The newly formed CSG Data Engineering & AI was created from the merger of the CSG Data Science and ML and the CSG Data Management at the beginning of 2026. They combine their strengths and streamline efforts—because integrating complementary expertise enables more powerful, coherent, and scalable support for data-driven research.
The CSG Data Engineering & AI brings together expertise in research data management, automated data engineering, data science and machine learning to support seamless, end-to-end research workflows on HPC systems. Its goal is to advance scalable, reproducible, and efficient data pipelines and analytic processes. By uniting these areas of expertise, the group develops methods, tools, and workflows that accelerate research, reduce friction, and deliver insights for the broader scientific community.
Within this framework, the PIs (Principal Investigators) contribute complementary expertise that collectively drives the group’s impact:
- Prof. Dr. Matthias Müller (IT Center, RWTH Aachen) provides deep expertise in research data management for HPC, including methods for metadata handling and efficient data-lifecycle processes.
- Prof. Dr. Carsten Binnig (Data and AI Systems Lab, TU Darmstadt) contributes AI-based approaches to automate data engineering tasks, including data cleaning, transformation, and metadata annotation.
- Prof. Dr. Kristian Kersting (Artificial Intelligence & Machine Learning Lab, TU Darmstadt) brings expertise in probabilistic programming and machine learning automation.
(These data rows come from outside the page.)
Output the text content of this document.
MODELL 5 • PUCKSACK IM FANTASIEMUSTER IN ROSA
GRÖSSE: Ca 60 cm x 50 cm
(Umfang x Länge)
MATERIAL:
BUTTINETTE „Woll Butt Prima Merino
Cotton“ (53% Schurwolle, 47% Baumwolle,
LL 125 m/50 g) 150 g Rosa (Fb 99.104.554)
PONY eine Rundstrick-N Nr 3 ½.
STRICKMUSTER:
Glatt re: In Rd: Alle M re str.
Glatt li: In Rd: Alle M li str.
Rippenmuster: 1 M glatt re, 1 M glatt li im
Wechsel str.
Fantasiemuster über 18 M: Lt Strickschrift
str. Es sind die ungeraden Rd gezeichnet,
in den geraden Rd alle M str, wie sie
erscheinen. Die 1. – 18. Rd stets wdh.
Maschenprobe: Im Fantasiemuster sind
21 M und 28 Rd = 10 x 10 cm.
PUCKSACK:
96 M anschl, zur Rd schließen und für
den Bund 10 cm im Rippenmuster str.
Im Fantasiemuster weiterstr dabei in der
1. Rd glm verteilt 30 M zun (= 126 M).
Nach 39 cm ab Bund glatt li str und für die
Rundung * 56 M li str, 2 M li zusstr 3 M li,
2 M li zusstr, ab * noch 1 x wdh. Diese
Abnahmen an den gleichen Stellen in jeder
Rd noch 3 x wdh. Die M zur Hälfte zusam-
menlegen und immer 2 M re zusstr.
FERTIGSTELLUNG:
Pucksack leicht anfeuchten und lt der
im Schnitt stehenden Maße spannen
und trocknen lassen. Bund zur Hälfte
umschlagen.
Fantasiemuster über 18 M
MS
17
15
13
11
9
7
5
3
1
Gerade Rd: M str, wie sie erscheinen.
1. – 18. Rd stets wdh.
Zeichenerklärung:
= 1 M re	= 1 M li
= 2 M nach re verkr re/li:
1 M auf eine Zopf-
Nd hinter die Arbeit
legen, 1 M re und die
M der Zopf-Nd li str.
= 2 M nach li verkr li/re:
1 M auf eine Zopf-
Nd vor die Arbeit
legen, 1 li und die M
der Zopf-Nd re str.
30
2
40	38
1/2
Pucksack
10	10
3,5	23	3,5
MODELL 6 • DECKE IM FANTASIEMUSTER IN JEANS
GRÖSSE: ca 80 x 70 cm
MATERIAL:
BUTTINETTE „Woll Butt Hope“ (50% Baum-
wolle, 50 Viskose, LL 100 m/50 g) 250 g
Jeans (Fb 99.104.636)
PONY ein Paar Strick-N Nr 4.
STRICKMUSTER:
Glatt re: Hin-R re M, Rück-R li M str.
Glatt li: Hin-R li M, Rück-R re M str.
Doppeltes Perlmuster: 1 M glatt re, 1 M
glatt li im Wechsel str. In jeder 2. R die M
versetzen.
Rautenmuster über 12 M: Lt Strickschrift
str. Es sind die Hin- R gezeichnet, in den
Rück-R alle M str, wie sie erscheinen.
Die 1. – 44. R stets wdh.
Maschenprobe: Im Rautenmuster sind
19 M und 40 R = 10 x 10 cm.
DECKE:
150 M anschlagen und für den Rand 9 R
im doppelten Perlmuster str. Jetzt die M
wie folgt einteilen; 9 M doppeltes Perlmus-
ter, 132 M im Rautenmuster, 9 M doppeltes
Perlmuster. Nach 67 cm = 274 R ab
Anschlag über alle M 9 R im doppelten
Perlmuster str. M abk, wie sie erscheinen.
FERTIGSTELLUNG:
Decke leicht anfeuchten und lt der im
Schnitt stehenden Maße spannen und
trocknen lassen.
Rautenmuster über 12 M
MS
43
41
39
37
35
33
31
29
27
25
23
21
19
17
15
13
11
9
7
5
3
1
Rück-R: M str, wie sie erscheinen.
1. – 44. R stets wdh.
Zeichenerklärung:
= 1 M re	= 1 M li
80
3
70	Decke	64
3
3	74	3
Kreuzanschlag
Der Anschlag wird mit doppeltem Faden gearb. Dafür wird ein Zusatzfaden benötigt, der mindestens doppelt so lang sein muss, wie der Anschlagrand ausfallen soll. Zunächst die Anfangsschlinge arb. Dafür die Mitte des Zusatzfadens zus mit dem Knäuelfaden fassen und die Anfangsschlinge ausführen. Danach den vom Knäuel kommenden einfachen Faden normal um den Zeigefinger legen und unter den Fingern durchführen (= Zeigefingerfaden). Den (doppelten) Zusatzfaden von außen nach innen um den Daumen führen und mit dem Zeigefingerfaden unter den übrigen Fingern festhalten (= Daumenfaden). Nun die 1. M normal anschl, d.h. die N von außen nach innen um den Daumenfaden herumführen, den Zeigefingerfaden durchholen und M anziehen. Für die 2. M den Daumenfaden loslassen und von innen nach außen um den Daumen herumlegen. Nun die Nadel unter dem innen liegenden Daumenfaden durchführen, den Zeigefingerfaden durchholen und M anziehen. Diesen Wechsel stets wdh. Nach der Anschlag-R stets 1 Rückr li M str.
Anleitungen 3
- Prof. Dr. Wil van der Aalst (Process and Data Science Group, RWTH Aachen) contributes process mining methods to analyze and optimize computational workflows, improving HPC efficiency and resource utilization.
- Prof. Dr. Bastian Leibe (Computer Vision Group, RWTH Aachen) adds expertise in deep learning and computer vision, focusing on techniques for object recognition and tracking.
Together, these research areas enable the CSG Data Engineering & AI to deliver integrated methods, tools, and workflows that push forward data-driven research across the community—advancing end-to-end research from raw data to actionable insights on HPC systems.